Link Search Menu Expand Document

Anaconda

The video below is a demonstration of the concepts that you are going to learn in this lesson. It will show you the significance of creating virtual environments, introduce you to the Anaconda distribution, and demonstrate the use of conda to create a virtual environment and install packages into it. It’s alright if you are viewing all these steps for the first time.

In the next few pages, you’ll learn the fundamentals of all the tasks demonstrated here.

Anaconda is a distribution of packages built for data science. It comes with conda, a package and environment manager. You’ll be using conda to create environments for isolating your projects that use different versions of Python and/or different packages. You’ll also use it to install, uninstall, and update packages in your environments. Using Anaconda has made my life working with data much more pleasant.

The list of commands used are in the video above are:

conda create -n tea_facts python=3
source activate tea_facts
conda list
conda install numpy pandas matplotlib

Anaconda comes with the Jupyter notebook package. If you are using Miniconda, you can install Jupyter notebook as:

conda install jupyter notebook

What is Anaconda Distribution?

Anaconda is a program to manage (install, upgrade, or uninstall) packages and environments to use with Python. It’s simple to install packages with Anaconda and create virtual environments to work on multiple projects conveniently.

Even if you already have Python installed, it will be beneficial to use Anaconda/Miniconda because:

  1. Anaconda comes with a bunch of data science packages; you’ll be all set to start working with data.
  2. Using conda to manage your packages and environments will reduce future issues dealing with the various libraries you’ll be using.

Python Packages

A package is a bunch of modules, where each module consists of a set of classes and function definitions. After installing a particular package, you can import and use the functions defined in that package.

If we install Anaconda, then a basic few packages are installed by default. However, you can install any more packages, if needed.

Anaconda Distribution

Anaconda is a fairly large download (~500 MB) because it comes with Python’s most common data science packages. Anaconda is a software distribution that includes the following:

  • Anaconda Navigator - It is a graphical user interface that helps open up any installed applications, such as Jupyter notebook or VS code editor. We will learn more about the notebook in the next lesson. See a snapshot of Anaconda Navigator below:

image

  • conda - A command-line utility for package and environment management. Mac/Linux users can use the Terminal, and Windows users can use the “Anaconda Prompt” to execute conda commands. Windows users must run the Anaconda Prompt as an Administrator. Your first command should be
    conda --version
    

    If you are not comfortable on the command line, check out the command prompt tutorial for Windows or our Linux Command Line Basics course for OSX/Linux.

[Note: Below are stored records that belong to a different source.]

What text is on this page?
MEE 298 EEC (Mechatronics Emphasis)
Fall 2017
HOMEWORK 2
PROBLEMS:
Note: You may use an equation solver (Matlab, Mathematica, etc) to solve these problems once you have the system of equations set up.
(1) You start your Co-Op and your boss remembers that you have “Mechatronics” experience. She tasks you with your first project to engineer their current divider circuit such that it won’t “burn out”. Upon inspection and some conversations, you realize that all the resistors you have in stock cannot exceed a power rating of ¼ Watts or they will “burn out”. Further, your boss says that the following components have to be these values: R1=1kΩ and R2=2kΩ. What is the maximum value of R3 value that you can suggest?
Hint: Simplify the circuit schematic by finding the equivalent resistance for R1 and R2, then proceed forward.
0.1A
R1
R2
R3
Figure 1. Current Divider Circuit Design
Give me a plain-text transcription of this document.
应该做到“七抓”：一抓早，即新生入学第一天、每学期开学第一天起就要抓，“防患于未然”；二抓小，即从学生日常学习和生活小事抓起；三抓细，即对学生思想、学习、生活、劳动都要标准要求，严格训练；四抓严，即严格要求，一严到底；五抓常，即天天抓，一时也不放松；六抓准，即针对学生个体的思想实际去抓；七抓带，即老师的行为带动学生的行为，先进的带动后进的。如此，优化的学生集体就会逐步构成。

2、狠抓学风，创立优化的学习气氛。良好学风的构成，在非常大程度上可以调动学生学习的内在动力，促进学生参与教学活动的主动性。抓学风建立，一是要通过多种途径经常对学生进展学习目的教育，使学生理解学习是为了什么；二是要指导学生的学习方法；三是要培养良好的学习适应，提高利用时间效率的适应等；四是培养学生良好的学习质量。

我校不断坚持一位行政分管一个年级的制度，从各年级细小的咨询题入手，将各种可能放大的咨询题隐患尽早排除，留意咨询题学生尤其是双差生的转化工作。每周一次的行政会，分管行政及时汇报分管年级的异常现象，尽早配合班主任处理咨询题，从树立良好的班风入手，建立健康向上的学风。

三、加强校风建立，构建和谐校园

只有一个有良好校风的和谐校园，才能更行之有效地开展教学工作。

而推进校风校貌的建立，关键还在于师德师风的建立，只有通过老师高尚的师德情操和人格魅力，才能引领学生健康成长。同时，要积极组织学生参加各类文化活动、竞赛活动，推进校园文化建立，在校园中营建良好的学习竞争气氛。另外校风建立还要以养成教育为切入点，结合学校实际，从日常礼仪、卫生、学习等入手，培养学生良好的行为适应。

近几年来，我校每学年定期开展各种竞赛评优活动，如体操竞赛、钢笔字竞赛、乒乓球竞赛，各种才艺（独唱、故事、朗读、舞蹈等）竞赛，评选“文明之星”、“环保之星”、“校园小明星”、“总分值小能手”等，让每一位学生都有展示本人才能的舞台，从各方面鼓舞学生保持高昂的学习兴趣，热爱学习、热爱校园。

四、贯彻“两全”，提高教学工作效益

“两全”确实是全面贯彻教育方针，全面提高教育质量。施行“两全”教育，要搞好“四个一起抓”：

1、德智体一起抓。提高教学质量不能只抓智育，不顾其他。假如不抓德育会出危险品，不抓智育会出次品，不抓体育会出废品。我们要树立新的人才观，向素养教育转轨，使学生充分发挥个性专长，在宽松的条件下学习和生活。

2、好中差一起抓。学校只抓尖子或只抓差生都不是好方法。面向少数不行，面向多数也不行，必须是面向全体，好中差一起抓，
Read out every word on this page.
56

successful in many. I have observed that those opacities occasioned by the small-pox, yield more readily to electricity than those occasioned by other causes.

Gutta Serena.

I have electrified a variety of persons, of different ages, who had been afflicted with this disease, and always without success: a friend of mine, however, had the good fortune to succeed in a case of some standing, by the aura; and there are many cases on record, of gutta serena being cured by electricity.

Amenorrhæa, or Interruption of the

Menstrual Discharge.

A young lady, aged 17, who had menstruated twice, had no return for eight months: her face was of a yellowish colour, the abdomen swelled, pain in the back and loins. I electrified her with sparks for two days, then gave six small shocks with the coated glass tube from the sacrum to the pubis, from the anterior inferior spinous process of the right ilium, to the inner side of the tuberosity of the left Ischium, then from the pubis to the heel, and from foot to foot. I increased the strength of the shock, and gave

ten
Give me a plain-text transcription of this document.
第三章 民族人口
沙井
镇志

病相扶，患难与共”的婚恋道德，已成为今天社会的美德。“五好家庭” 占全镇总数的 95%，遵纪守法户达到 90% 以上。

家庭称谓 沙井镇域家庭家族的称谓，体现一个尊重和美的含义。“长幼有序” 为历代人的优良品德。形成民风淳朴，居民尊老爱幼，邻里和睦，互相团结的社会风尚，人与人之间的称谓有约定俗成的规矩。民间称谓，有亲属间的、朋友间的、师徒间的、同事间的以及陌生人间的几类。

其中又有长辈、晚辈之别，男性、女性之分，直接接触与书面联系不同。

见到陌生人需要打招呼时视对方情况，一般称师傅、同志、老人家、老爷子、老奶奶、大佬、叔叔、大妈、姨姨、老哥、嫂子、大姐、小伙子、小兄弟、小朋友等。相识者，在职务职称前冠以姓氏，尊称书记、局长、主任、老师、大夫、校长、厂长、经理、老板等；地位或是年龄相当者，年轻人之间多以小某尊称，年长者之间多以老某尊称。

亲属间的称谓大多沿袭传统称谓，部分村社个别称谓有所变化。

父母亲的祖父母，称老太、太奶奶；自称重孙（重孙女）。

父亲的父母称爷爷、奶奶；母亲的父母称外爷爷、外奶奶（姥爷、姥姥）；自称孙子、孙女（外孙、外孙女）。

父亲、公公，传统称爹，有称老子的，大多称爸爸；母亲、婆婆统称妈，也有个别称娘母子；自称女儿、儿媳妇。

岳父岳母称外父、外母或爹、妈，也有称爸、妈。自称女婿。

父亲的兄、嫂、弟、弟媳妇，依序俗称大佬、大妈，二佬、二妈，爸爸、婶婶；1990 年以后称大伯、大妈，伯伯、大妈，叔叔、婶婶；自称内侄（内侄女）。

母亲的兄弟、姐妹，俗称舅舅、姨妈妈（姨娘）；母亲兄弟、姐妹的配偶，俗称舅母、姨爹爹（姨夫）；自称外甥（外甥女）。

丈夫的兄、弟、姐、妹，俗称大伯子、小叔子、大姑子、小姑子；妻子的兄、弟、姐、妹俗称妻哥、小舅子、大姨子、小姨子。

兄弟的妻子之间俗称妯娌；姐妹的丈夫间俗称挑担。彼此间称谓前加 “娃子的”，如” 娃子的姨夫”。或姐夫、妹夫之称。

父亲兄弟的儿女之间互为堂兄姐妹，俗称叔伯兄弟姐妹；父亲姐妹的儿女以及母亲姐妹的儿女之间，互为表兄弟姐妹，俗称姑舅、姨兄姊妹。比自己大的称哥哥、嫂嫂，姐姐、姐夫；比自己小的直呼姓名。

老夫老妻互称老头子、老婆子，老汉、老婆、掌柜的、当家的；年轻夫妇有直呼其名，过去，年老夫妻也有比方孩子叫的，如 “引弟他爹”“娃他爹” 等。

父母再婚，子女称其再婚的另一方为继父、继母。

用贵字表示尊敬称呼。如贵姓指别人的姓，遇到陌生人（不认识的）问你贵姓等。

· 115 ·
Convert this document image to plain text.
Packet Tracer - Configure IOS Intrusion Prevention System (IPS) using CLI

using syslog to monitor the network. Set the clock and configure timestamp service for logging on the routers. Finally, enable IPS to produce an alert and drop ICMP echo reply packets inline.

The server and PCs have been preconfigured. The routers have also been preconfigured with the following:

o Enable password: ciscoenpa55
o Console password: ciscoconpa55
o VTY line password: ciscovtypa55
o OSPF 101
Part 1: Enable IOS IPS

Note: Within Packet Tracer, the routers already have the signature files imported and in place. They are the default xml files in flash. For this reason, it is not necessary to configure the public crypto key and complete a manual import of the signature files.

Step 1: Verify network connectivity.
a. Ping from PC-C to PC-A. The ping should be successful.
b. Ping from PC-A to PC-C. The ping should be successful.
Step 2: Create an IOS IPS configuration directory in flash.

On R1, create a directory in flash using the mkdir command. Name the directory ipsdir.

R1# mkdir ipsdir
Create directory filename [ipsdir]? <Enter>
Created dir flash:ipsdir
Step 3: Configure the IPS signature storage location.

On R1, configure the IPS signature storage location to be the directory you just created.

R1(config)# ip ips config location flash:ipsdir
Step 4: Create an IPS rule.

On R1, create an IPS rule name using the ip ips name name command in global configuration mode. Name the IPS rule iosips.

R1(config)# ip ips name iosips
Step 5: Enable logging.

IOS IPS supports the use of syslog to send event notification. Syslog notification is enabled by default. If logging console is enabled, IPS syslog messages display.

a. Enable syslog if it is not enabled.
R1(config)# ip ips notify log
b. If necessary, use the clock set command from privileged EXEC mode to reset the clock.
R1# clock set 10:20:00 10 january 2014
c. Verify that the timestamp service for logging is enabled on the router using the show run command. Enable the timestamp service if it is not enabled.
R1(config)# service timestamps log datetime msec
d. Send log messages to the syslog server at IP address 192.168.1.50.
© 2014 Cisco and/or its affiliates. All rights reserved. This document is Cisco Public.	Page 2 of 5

  • Python - The latest version of Python gets installed as an individual package.

Over 160 scientific packages and their dependencies are also installed. If you don’t need all the packages or need to conserve bandwidth or storage space, there is an option for you - Miniconda.

Miniconda

Either Anaconda or Miniconda is adequate for this course. Miniconda is a smaller distribution as compared to Anaconda, which includes only conda and Python. Miniconda can do everything Anaconda is capable of, but doesn’t have the preinstalled packages. You can still install any of the available packages using conda install PACKAGENAME on the terminal/Anaconda Prompt. Interestingly, you can anytime upgrade from Miniconda to Anaconda by using the command:

conda install anaconda

In the command above, did you notice that we followed the same conda install PACKAGENAME syntax? See an example below to install the Numpy package with conda on the Terminal/Anaconda Prompt. You will see a demonstration soon after understanding the setup.

Overview - Managing Packages using either pip or conda

image

Installing numpy with conda

The conda and pip both are the Python package managers. Package managers are used to installing libraries and other software on your computer. pip is the default package manager for Python libraries, whereas conda focuses only on the packages that are available from the Anaconda distribution.

Update Note In the newer version of Anaconda/Miniconda, both pip and conda package managers are included by default, so you do not need to install them separately.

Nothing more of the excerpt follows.